Here’s how the ‘Gladiator II’ visual effects team staged the Colosseum naval battle
For a blockbuster sequel with several massive set pieces – including brutal scenes of war, a gladiator brawl with a furious baboon, and another with a charging rhinoceros – few moments are more epic in “Gladiator II” than when the Roman Colosseum is flooded to reenact a naval battle, complete with massive ships and hungry sharks.
It’s a sequence the “Gladiator II” producers have discussed as being one of the most costly and widely debated. But director Ridley Scott was adamant that the movie should include the centerpiece sequence, and he tasked his expert visual effects team and Oscar-nominated production designer Arthur Max with executing the moment. And so they did it, without flooding the meticulously built Colosseum set.
“The shots of the water pouring into the Colosseum were real, but the water poured into tanks that were recycling the water back to the top, like fountains,” Max tells Gold Derby, noting they had 14 large tanks around the perimeter of the set. “The ships were running around on hydraulic all-wheel drive vehicles, so they could pitch and roll like real ships. It was the only way to do it. But then to get the water to work, where you have people falling in the water and cameras in the water, we went down the road in Malta. They have one of the biggest tanks in the world there, and we recreated kind of stone for stone, molding for molding, column for column, the Emperor’s box and all its dressing canopies and tassels and all the thrones – it was a duplication of what we had in the main arena, plus, you know, 25 yards of seating by the side up, just to get those sequences of close up and water shots.”
For Mark Bakowski, the visual effects production supervisor for ILM on “Gladiator II,” the naval battle was equally challenging – largely because it wasn’t always the plan to shoot dry for wet.
“We had planned to do a lot of the key interactions in the water because you get it for real, right? Why wouldn’t you do that? But then along came the actors’ strike in the middle of this thing,” he says. Before the labor stoppage fully shut down production, however, Scott was able to shoot a small portion of the naval battle, but without actors and without the water tanks ready to go. That meant using stuntpeople on dry land, something Bakowski and his team just decided to run with when production resumed in earnest.
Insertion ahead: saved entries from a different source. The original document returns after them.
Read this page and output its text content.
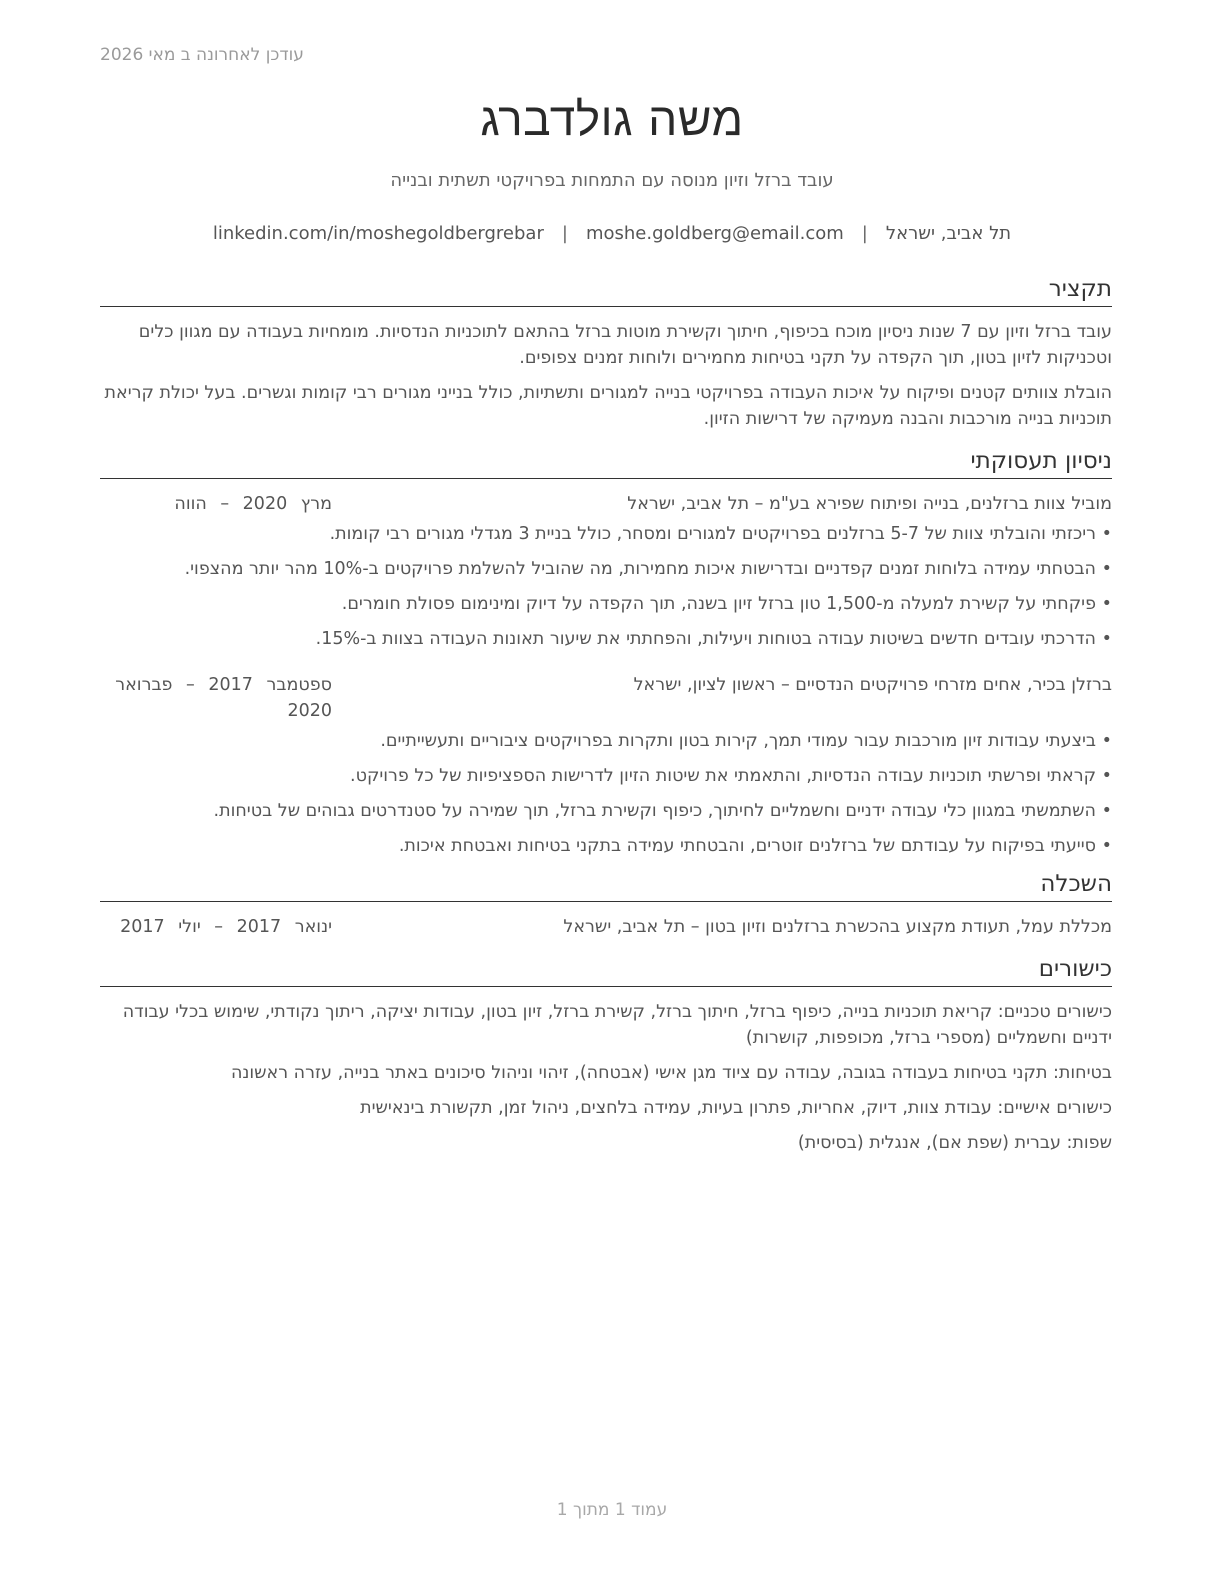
עודכן לאחרונה ב מאי 2026
משה גולדברג
עובד ברזל וזיון מנוסה עם התמחות בפרויקטי תשתית ובנייה
תל אביב, ישראל|moshe.goldberg@email.com|linkedin.com/in/moshegoldbergrebar
תקציר

עובד ברזל וזיון עם 7 שנות ניסיון מוכח בכיפוף, חיתוך וקשירת מוטות ברזל בהתאם לתוכניות הנדסיות. מומחיות בעבודה עם מגוון כלים וטכניקות לזיון בטון, תוך הקפדה על תקני בטיחות מחמירים ולוחות זמנים צפופים.

הובלת צוותים קטנים ופיקוח על איכות העבודה בפרויקטי בנייה למגורים ותשתיות, כולל בנייני מגורים רבי קומות וגשרים. בעל יכולת קריאת תוכניות בנייה מורכבות והבנה מעמיקה של דרישות הזיון.

ניסיון תעסוקתי
מוביל צוות ברזלנים, בנייה ופיתוח שפירא בע"מ – תל אביב, ישראל
מרץ 2020 – הווה
•
ריכזתי והובלתי צוות של 5-7 ברזלנים בפרויקטים למגורים ומסחר, כולל בניית 3 מגדלי מגורים רבי קומות.
•
הבטחתי עמידה בלוחות זמנים קפדניים ובדרישות איכות מחמירות, מה שהוביל להשלמת פרויקטים ב-10% מהר יותר מהצפוי.
•
פיקחתי על קשירת למעלה מ-1,500 טון ברזל זיון בשנה, תוך הקפדה על דיוק ומינימום פסולת חומרים.
•
הדרכתי עובדים חדשים בשיטות עבודה בטוחות ויעילות, והפחתתי את שיעור תאונות העבודה בצוות ב-15%.
ברזלן בכיר, אחים מזרחי פרויקטים הנדסיים – ראשון לציון, ישראל
ספטמבר 2017 – פברואר 2020
•
ביצעתי עבודות זיון מורכבות עבור עמודי תמך, קירות בטון ותקרות בפרויקטים ציבוריים ותעשייתיים.
•
קראתי ופרשתי תוכניות עבודה הנדסיות, והתאמתי את שיטות הזיון לדרישות הספציפיות של כל פרויקט.
•
השתמשתי במגוון כלי עבודה ידניים וחשמליים לחיתוך, כיפוף וקשירת ברזל, תוך שמירה על סטנדרטים גבוהים של בטיחות.
•
סייעתי בפיקוח על עבודתם של ברזלנים זוטרים, והבטחתי עמידה בתקני בטיחות ואבטחת איכות.
השכלה
מכללת עמל, תעודת מקצוע בהכשרת ברזלנים וזיון בטון – תל אביב, ישראל
ינואר 2017 – יולי 2017
כישורים

כישורים טכניים: קריאת תוכניות בנייה, כיפוף ברזל, חיתוך ברזל, קשירת ברזל, זיון בטון, עבודות יציקה, ריתוך נקודתי, שימוש בכלי עבודה ידניים וחשמליים (מספרי ברזל, מכופפות, קושרות)

בטיחות: תקני בטיחות בעבודה בגובה, עבודה עם ציוד מגן אישי (אבטחה), זיהוי וניהול סיכונים באתר בנייה, עזרה ראשונה

כישורים אישיים: עבודת צוות, דיוק, אחריות, פתרון בעיות, עמידה בלחצים, ניהול זמן, תקשורת בינאישית

שפות: עברית (שפת אם), אנגלית (בסיסית)

עמוד 1 מתוך 1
But recreating the water in the Colosseum digitally led to its own set of challenges – chiefly, the way the water itself would look onscreen. Bakowski, who has also worked on such major films as “Gravity,” “No Time to Die,” and “Avengers: Age of Ultron,” and his team used the canals of Venice as a reference point, making the water murkier and cloudier than it might normally appear. But Scott had other ideas, Bakowski says, even sending the visual effects team photos of his swimming pool to illustrate what he wanted.
“We kind of got a compromise with the two kinds of water. Like everything, it kind of develops over time. And as you put it into more and more shots, you learn more and more, and you make it better and better, and you kind of go back and you improve everything,” he says.
Bakowski remembers seeing the original “Gladiator” in theaters 24 years ago and says he considers it almost a personality flaw if a person doesn’t think Scott’s Best Picture winner is an all-time classic. “I could never, ever imagine working on something like that. I remember actually thinking that to myself,” he says. “So given this opportunity to work on this was very damn cool. Ridley is an amazing character. He’s fun, he’s hilarious, he’s gruff, and he’s an old-school filmmaker and a visionary. It was a unique experience. I’ve done a few films. And although I’ve seen some scale with some other films, I don’t think I’ve ever seen this scale before. And so I think it was amazing, an amazing experience working with him.”